If you are a worm composter, you will get fruit flies at some point. They are a pain. Fruit fly eggs often ride into your home on the skin of the lovely fruit you purchase. As the fruit starts to ripen and eventually rot, the eggs hatch and fruit flies emerge.
If they are not controlled immediately, a small fruit fly problem can easily turn into a large fruit fly problem. Take steps to prevent a fruit fly infestation and immediately take action if you start seeing fruit flies. Here is a resource. How to Get Rid of Fruit Flies Fast
Most mites that you find in your worm bin are harmless to your worms and help with decomposition. One species of mite, called earthworm mites, can negatively impact your worm bin. Earthworm mites are reddish brown in color. In a serious earthworm mite infestation, your composting worms may refuse to eat because their food is covered in red mites.
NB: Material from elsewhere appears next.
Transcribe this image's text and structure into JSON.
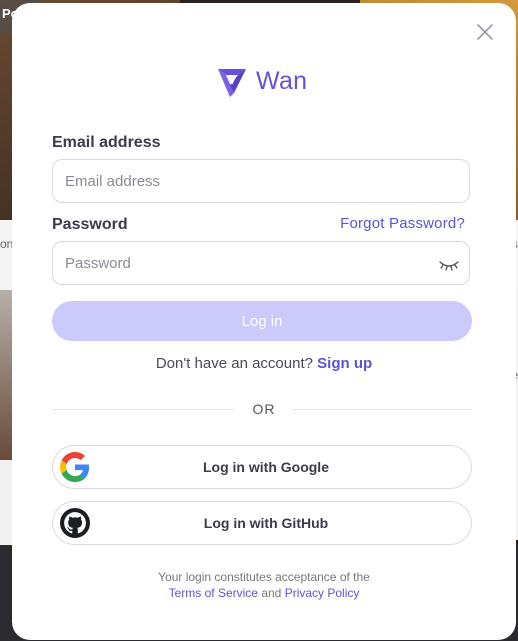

If this happens to you, remove and destroy any food scraps that are visibly covered in red mites. If you want to get rid of even more you can set up a trap for this with some bread soaked in milk. Leave the bread in the bin overnight and then remove it along with any earthworm mites that have accumulated. Infestations to the point of slowing down or stopping worm feeding are rare.
Ants have never been a problem in my indoor worm bins. I have had lots of ants in my larger outdoor worm composting systems. An ant infestation is usually a sign that your worm bin bedding is too dry. Add some water with a spray bottle or watering can. If that doesn’t work try sprinkling ground cinnamon wherever the ants are. Ants hate cinnamon. Don’t use a poison to get rid of ants because that will hurt your worms.
Nobody wants roaches in their worm bin and I have found them to be rare. The presence of roaches in your worm bin depends a lot on the presence of roaches in your house. Roaches can also be a signal that your worm bin bedding is too dry. Try adding some water with a spray bottle.
Also, be sure to bury your food scraps well as roaches are attracted to food left out. If you need to, set up a few roach bait traps outside your worm bin. Do not put roach traps inside your worm bin as they can damage your worms.
Most spiders are generally harmless to worms but they are unpleasant for the human worm farmer. For that reason, I would remove any spiders that you find in your worm bin.
A healthy worm composting bin is its own ecosystem. Of course it will have lots of composting worms but it will also include lots of other bugs and insects. Most of the other critters you will find in your worm bin are harmless to your worms and to you as the worm farmer. But, there are a few that are harmful. When you find any of these pests you need to deal with them so that your composting worms don’t suffer. Your job as the worm farmer is to know the difference between the good organisms and the harmful ones.